The constituency of a city, county, district, ward, etc… is not just its citizens, but also everything else that make it up. The schools, businesses, homes, apartment buildings, factories, warehouses, parks, all are components of that something. Zoning laws decide where each of those things can go within its boundaries. Furthermore, they decide if they can exist at all!
Zoning and Architecture
Zoning laws even decided how buildings would look. The most fascinating evidence of this is in New York City. According to CityLab, and according to Columbia University’s Andrew Dolkart,
“…the law worked by regulating building shape rather than height. He [Andrew Dolkart] writes: The idea was that that light and air would reach the sidewalk; light and air were a major issue. So the law stated that you could build right up to the lot line on your building and you could rise up to a certain height and then once you reached that height, you had to step back, you had to set the bulk of the building back.”
Zoning and Segregation
By influencing architecture design, zoning also influenced science and engineering. With that precedence, it’s no wonder that zoning laws inserted themselves into the social engineering of American society, specifically as they applied to race. Ultimately, if zoning laws can determine where and how real estate is built, a landslide of follow-on effects can occur. For example, if low-income apartment housing can only be built in a certain ward or city district, or not built at all in a certain town or village, it is possible to exclude an entire cross-section of the population. It becomes a tool for social engineering, potentially used for segregation of population along socio-economic lines.
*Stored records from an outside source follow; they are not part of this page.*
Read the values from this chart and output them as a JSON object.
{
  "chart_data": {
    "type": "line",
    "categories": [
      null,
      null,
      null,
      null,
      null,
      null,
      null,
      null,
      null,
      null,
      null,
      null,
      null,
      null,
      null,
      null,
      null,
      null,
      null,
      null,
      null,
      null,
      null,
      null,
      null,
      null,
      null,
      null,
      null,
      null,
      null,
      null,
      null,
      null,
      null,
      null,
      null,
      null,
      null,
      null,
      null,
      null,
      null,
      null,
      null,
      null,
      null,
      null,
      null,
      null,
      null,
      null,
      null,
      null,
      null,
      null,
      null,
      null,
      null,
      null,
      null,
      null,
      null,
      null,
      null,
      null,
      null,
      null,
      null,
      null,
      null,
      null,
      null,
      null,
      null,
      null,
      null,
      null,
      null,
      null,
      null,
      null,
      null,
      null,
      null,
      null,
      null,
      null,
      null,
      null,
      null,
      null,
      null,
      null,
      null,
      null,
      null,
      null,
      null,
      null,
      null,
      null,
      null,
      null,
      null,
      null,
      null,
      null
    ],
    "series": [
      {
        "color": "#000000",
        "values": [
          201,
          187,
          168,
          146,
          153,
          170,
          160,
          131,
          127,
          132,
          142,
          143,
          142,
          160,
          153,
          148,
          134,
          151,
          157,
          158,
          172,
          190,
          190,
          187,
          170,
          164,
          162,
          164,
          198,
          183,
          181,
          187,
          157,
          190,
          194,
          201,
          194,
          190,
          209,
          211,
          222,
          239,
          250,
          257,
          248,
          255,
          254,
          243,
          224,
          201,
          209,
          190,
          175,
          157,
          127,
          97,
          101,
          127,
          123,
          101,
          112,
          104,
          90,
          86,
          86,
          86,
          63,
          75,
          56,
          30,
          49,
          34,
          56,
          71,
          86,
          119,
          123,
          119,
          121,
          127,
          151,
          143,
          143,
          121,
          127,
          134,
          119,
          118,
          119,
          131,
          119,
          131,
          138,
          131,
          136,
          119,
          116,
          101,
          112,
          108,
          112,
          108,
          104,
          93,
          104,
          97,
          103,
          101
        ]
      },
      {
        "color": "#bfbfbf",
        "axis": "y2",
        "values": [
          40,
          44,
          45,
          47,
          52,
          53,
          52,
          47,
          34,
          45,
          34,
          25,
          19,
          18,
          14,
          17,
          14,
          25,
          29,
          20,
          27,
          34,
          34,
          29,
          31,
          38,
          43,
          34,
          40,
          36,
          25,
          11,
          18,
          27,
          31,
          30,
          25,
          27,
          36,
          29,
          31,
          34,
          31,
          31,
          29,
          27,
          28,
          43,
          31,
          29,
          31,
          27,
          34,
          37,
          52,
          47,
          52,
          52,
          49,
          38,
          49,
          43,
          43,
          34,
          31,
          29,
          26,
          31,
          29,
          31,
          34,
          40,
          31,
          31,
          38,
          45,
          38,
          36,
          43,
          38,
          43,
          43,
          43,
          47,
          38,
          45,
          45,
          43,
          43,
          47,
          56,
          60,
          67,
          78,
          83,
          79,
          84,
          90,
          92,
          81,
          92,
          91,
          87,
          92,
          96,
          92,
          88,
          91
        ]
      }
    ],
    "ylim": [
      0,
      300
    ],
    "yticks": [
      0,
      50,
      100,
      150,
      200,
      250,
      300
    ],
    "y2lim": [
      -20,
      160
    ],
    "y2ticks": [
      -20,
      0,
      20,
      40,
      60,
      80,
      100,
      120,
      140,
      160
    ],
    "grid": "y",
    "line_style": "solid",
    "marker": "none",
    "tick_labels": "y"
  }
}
In the decades following the Great Migration, African Americans found that the federal government was actively legislating and supporting segregation. Via housing initiatives such as the Home Loan Corporation, the New Deal, and the Federal Housing Authority, the segregation and outright denial of home ownership to African Americans was sponsored. As ProPublic notes,
“Around this time the federal government began promoting the racial division of Northern cities, primarily through New Deal loan programs. The Home Owners’ Loan Corporation, created in 1933, introduced the practice of redlining, marking in red ink swaths of cities in which it would not lend. It rated white neighborhoods as the least risky and black neighborhoods as the most. It would not lend to a black person seeking to buy in a white neighborhood, or vice versa. When the Federal Housing Administration opened its doors a year later, it adopted the same practices. As a result, 98 percent of the loans the FHA insured between 1934 and 1962 went to white borrowers. The policies encouraged white flight as even neighborhoods with small numbers of African Americans were rated as “hazardous.” White residents who didn’t mind black neighbors found their home values decreasing as the government refused to insure mortgages for new buyers. A 1938 manual for the FHA encouraged officials to avoid mixing “inharmonious racial or nationality groups” and “the occupancy of properties except by the race for which they are intended.” With the end of World War II, a grateful nation made available vast amounts of credit to returning soldiers, who could borrow money through the GI Bill to buy their dream homes in the suburbs. But banks often refused to approve loans for black soldiers attempting to use the GI Bill to buy homes. The Veterans Administration and the FHA officially supported racial covenants banning African Americans in new suburban developments until 1950, refusing to underwrite loans that would bring “incompatible” racial groups into newly created white areas.”
The underlying reasoning for all this was racism of course, but the effect it had was to give African Americans very few options for housing. And with that, came the birth and maturation of public housing, a story Ben Austen tells so wonderfully in his book, High Risers. With public housing, segregation in America’s cities was further solidified.